3. Define the variables. Let the position of ship A be (x₁, y₁) and the position of ship B be (x₂, y₂). The distance between the two ships is given by the formula:

d = sqrt((x₂ - x₁)² + (y₂ - y₁)²)

4. Determine the velocities of ship A and ship B. Ship A is sailing due east at a constant speed of 20 km/hr, so its velocity vector can be written as:

v₁ = (20 km/hr, 0 km/hr)

Ship B is sailing 60 degrees north of west at a speed of 10 km/hr. To convert this velocity vector into x and y components, use trigonometry. The x-component of the velocity is given by:

v₂x = -10 km/hr * cos(60°)

The negative sign indicates that the velocity is directed to the west. The y-component of the velocity is given by:

v₂y = 10 km/hr * sin(60°)

5. Determine the positions of the ships after one hour. Ship A would have traveled a distance of 20 km in the east direction, so its new position is (20 km, 0 km). Ship B would have traveled a distance of 10 km in the direction given by the vector (v₂x, v₂y), so its new position is (x₂ + v₂x, y₂ + v₂y).

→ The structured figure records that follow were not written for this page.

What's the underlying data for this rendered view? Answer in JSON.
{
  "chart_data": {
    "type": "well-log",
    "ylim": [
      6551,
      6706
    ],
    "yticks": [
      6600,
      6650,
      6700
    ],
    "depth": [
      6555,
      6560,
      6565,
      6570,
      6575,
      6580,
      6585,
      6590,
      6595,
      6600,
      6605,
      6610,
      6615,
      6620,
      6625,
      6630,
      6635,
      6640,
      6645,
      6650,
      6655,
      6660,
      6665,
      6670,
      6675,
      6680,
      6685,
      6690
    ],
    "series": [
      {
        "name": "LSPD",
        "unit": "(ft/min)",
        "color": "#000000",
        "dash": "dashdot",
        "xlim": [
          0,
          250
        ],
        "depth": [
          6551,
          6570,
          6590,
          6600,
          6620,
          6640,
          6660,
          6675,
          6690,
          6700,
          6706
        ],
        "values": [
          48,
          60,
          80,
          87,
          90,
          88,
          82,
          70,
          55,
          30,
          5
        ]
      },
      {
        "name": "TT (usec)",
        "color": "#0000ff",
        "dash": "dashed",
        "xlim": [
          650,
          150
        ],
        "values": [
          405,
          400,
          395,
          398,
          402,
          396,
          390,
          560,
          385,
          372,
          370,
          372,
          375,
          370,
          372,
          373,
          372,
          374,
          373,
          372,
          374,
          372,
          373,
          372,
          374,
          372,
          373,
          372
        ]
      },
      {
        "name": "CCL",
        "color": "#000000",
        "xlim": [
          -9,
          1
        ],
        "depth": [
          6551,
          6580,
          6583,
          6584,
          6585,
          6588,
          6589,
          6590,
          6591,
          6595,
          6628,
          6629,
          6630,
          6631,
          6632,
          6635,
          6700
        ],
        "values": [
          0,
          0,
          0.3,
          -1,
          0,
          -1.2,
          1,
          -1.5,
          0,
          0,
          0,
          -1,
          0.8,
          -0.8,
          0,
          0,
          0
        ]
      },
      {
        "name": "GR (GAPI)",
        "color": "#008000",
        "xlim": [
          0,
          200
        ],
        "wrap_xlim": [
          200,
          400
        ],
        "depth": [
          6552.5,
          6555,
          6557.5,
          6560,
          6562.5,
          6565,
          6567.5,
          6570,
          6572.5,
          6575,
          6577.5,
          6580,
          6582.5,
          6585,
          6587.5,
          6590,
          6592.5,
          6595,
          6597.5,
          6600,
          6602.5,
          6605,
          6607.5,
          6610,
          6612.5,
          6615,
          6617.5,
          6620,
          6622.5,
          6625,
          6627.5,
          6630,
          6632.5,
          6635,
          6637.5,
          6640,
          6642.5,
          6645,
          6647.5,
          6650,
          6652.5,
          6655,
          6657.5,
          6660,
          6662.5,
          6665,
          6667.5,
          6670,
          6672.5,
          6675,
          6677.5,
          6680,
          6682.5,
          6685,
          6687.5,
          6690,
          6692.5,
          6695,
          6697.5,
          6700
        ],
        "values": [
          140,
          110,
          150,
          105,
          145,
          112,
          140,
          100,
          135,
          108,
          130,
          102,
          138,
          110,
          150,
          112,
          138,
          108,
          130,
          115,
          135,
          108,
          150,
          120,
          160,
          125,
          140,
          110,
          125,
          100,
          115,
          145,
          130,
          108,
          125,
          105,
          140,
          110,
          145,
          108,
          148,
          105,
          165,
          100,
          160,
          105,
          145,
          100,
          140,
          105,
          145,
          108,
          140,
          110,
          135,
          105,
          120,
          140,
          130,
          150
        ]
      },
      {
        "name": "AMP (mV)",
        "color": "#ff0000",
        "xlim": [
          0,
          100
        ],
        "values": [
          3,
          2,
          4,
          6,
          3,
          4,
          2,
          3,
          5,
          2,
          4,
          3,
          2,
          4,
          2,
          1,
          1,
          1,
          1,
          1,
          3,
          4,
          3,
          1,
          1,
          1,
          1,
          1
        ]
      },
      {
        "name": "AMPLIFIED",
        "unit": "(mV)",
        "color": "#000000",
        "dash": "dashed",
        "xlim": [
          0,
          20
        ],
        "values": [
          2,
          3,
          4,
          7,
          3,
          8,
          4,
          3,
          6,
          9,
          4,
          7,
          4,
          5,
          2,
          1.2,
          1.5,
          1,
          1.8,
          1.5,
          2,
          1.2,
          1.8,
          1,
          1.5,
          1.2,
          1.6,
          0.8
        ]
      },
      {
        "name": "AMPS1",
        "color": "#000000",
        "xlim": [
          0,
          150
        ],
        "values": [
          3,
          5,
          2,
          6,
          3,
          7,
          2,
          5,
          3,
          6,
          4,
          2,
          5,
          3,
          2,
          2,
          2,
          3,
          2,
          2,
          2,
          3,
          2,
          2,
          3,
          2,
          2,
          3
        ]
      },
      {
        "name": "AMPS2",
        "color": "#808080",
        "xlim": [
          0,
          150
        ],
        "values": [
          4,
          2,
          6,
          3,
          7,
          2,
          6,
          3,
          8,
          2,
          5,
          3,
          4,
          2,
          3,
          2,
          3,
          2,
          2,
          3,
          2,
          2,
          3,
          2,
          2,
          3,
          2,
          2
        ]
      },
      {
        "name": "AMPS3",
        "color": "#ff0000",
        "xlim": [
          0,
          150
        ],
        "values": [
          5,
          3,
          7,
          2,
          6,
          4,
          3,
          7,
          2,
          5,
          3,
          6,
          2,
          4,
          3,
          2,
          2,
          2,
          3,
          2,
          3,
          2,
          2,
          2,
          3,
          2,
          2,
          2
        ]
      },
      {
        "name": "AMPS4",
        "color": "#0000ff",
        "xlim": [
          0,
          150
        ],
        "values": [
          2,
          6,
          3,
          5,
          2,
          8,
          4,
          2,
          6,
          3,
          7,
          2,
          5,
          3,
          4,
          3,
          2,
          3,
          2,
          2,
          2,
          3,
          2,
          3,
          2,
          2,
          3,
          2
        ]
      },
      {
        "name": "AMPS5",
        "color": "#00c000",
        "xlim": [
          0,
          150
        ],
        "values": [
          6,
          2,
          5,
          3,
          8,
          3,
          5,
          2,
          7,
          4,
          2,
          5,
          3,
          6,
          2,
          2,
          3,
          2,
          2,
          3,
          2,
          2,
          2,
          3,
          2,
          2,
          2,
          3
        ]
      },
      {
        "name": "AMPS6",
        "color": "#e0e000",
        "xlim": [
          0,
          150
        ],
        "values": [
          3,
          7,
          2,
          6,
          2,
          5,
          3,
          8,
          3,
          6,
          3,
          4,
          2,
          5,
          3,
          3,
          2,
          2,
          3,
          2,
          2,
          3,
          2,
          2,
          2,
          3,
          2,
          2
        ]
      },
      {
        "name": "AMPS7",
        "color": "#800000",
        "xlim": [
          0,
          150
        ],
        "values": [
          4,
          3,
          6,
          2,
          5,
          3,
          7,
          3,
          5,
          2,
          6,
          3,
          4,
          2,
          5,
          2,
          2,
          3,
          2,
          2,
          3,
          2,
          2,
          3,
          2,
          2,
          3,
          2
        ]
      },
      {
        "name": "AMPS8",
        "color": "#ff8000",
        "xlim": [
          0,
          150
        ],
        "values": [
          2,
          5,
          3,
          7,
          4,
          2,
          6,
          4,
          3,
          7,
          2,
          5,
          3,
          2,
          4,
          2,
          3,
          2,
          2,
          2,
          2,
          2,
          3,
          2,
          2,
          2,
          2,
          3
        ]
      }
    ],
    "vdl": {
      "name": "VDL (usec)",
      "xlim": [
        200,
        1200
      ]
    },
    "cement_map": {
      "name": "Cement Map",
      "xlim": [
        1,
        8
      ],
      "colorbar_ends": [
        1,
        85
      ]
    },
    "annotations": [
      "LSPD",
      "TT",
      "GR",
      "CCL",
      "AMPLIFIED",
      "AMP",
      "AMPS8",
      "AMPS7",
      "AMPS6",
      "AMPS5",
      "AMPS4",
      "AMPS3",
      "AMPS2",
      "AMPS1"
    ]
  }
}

6. Use the distance formula to find the distance between the ships after one hour. Substitute the positions of the ships into the distance formula:

d = sqrt((x₂ + v₂x - x₁)² + (y₂ + v₂y - y₁)²)

7. Calculate the rate at which the distance is changing. To find how fast the distance between the two ships is changing after one hour, take the derivative of the distance equation with respect to time:

dd/dt = (d/dt) [sqrt((x₂ + v₂x - x₁)² + (y₂ + v₂y - y₁)²)]

8. Substitute the values into the equation. Plug in the values for v₂x, v₂y, x₁, x₂, y₁, and y₂ obtained from the given information in the problem.

9. Simplify and calculate the final answer.

By following these steps, you will be able to calculate the rate at which the distance between the two ships is changing one hour after they start sailing.